Actually, with the rise of encrypted traffic, heterogeneous environments and an increase in network speeds, it is inevitable that flow will become a predominant approach in the NPMD field. Especially the bandwidth explosion strongly challenges the legacy packet solutions. Let’s look at a simple example. A network backbone of 10G capacity will require up to 108TB of data storage to keep track of all the network traffic for a period of 24 hours. This is a massive amount of data that you need to collect, store and analyse, which makes the whole process extremely expensive.
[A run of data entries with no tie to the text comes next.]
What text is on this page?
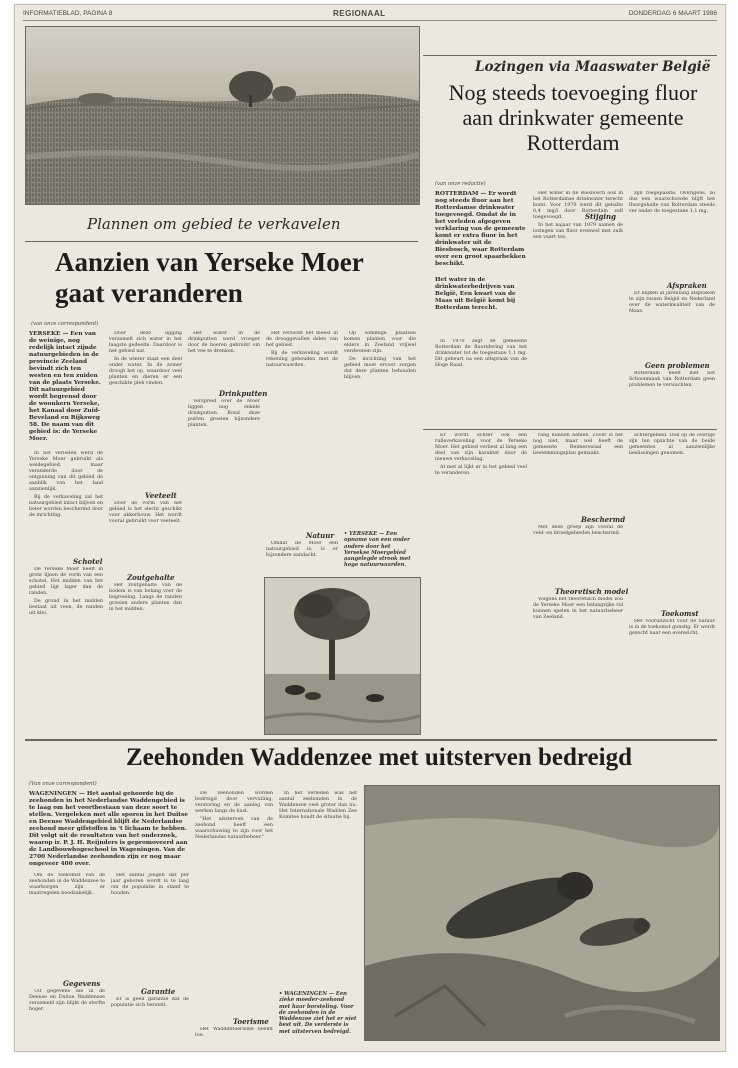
INFORMATIEBLAD, PAGINA 8	REGIONAAL	DONDERDAG 6 MAART 1986
Plannen om gebied te verkavelen
Aanzien van Yerseke Moer gaat veranderen
(van onze correspondent)
YERSEKE — Een van de weinige, nog redelijk intact zijnde natuurgebieden in de provincie Zeeland bevindt zich ten westen en ten zuiden van de plaats Yerseke. Dit natuurgebied wordt begrensd door de woonkern Yerseke, het Kanaal door Zuid-Beveland en Rijksweg 58. De naam van dit gebied is: de Yerseke Moer.

In het verleden werd de Yerseke Moer gebruikt als weidegebied, maar veranderde door de ontginning van dit gebied de aanblik van het land aanzienlijk.

Bij de verkaveling zal het natuurgebied intact blijven en beter worden beschermd door de inrichting.

Schotel

De Yerseke Moer heeft in grote lijnen de vorm van een schotel. Het midden van het gebied ligt lager dan de randen.

De grond in het midden bestaat uit veen, de randen uit klei.

Door deze ligging verzamelt zich water in het laagste gedeelte. Daardoor is het gebied nat.

In de winter staat een deel onder water. In de zomer droogt het op, waardoor veel planten en dieren er een geschikte plek vinden.

Veeteelt

Door de vorm van het gebied is het slecht geschikt voor akkerbouw. Het wordt vooral gebruikt voor veeteelt.

Zoutgehalte

Het zoutgehalte van de bodem is van belang voor de begroeiing. Langs de randen groeien andere planten dan in het midden.

Het water in de drinkputten werd vroeger door de boeren gebruikt om het vee te drenken.

Drinkputten

Verspreid over de Moer liggen nog enkele drinkputten. Rond deze putten groeien bijzondere planten.

Het vertoont het meest in de drooggevallen delen van het gebied.

Bij de verkaveling wordt rekening gehouden met de natuurwaarden.

Natuur

Omdat de Moer een natuurgebied is, is er bijzondere aandacht.

Op sommige plaatsen komen planten voor die elders in Zeeland vrijwel verdwenen zijn.

De inrichting van het gebied moet ervoor zorgen dat deze planten behouden blijven.

• YERSEKE — Een opname van een onder andere door het Yersekse Moergebied aangelegde strook met hoge natuurwaarden.
Lozingen via Maaswater België
Nog steeds toevoeging fluor aan drinkwater gemeente Rotterdam
(van onze redactie)
ROTTERDAM — Er wordt nog steeds fluor aan het Rotterdamse drinkwater toegevoegd. Omdat de in het verleden afgegeven verklaring van de gemeente komt er extra fluor in het drinkwater uit de Biesbosch, waar Rotterdam over een groot spaarbekken beschikt.
Het water in de drinkwaterbedrijven van België, Een kwart van de Maas uit België komt bij Rotterdam terecht.

In 1970 zegt de gemeente Rotterdam de fluoridering van het drinkwater tot de toegestane 1,1 mg. Dit gebeurt na een uitspraak van de Hoge Raad.

Het water in de Biesbosch ook in het Rotterdamse drinkwater terecht komt. Voor 1970 werd dit gehalte 0,4 mg/l door Rotterdam zelf toegevoegd.

In het najaar van 1979 namen de lozingen van fluor evenwel met zulk een vaart toe.

Stijging

zijn toegepasste. Overigens, zo dus een waarschuwde blijft het fluorgehalte van Rotterdam steeds ver onder de toegestane 1,1 mg.

Afspraken

Er blijken al jarenlang afspraken te zijn tussen België en Nederland over de waterkwaliteit van de Maas.

Geen problemen

Rotterdam heeft met het Schoonmaak van Rotterdam geen problemen te verwachten.

Er wordt echter ook een rulleverkaveling voor de Yerseke Moer. Het gebied verliest al lang een deel van zijn karakter door de nieuwe verkaveling.

Al met al lijkt er in het gebied veel te veranderen.

rang kunnen nemen. Zover is het nog niet, maar wel heeft de gemeente Reimerswaal een bestemmingsplan gemaakt.

Beschermd

Met deze groep zijn vooral de veld- en broedgebieden beschermd.

Theoretisch model

Volgens het theoretisch model zou de Yerseke Moer een belangrijke rol kunnen spelen in het natuurbeheer van Zeeland.

achtergebied. Ook op de overige zijn ten opzichte van de beide gemeentes al aanzienlijke beslissingen genomen.

Toekomst

Het vooruitzicht voor de natuur is in de toekomst gunstig. Er wordt gezocht naar een evenwicht.

Zeehonden Waddenzee met uitsterven bedreigd
(Van onze correspondent)
WAGENINGEN — Het aantal gehoorde bij de zeehonden in het Nederlandse Waddengebied is te laag om het voortbestaan van deze soort te stellen. Vergeleken met alle sporen in het Duitse en Deense Waddengebied blijft de Nederlandse zeehond meer gifstoffen in 't lichaam te hebben. Dit volgt uit de resultaten van het onderzoek, waarop ir. P. J. H. Reijnders is gepromoveerd aan de Landbouwhogeschool in Wageningen. Van de 2700 Nederlandse zeehonden zijn er nog maar ongeveer 400 over.

Om de toekomst van de zeehonden in de Waddenzee te waarborgen zijn er maatregelen noodzakelijk.

Gegevens

Uit gegevens die in de Deense en Duitse Waddenzee verzameld zijn blijkt de sterfte hoger.

Het aantal jongen dat per jaar geboren wordt is te laag om de populatie in stand te houden.

Garantie

Er is geen garantie dat de populatie zich herstelt.

De zeehonden worden bedreigd door vervuiling, verstoring en de aanleg van werken langs de kust.

"Het uitsterven van de zeehond heeft een waarschuwing te zijn voor het Nederlandse natuurbeheer."

Toerisme

Het Waddentoerisme neemt toe.

In het verleden was het aantal zeehonden in de Waddenzee veel groter dan nu. Het Internationale Wadden Zee Komitee houdt de situatie bij.

• WAGENINGEN — Een zieke moeder-zeehond met haar borsteling. Voor de zeehonden in de Waddenzee ziet het er niet best uit. De verderste is met uitsterven bedreigd.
In fact you will need just a fraction of this data. Flow data in the same situation will require something around 250GB capacity, which enables you to keep 30 days of history on a collector equipped with 8TB storage capacity. So, by leveraging flow data you can keep your network operations tuned up, as well as troubleshooting network related issues for a fraction of resources needed.
So, what if you need to troubleshoot a very specific issue on an unsupported application protocol where there is no visibility in flow data? In such a case you need a packet capture based tool, right? In fact, not really. Having a Probe in place means that you have access to full packet data anyway. So, instead of just extracting all the metadata from the packets, you instruct the Probe to run a packet capture task. This task will be time limited and strictly focused on recording packets relevant to your investigation. So, on-demand selective packet capture is easy to handle even on a multi 10G environment, without the need of massive storage capacity.
Flow data for future dynamics
Flow data is no longer a toy available only in a few limited use cases. Technology Enriched flow data has matured so much that it has become a modern tool, providing sufficient granularity for solving network incidents, configuration issues, capacity planning, and much more. Compared to continuous packet capture tools they additionally dispose with unmatched scalability, flexibility and ease of use. As a result, flow data then saves time, reduces MTTR and the total cost of network operations. Flow data is not limited to network operations, performance monitoring and troubleshooting. It is a basis for network behaviour analysis, able to detect and report on indicators of compromise, lateral movement, APTs, network attacks, etc.
It is no coincidence that reputable agencies in recent years have observed the gradual abandonment of packet capture technology and its replacement with flow. Flow data is making its way into the corporate environment and with continuous adoption of cloud, IoT, SDN and the ubiquitous bandwidth explosion, this trend will only continue.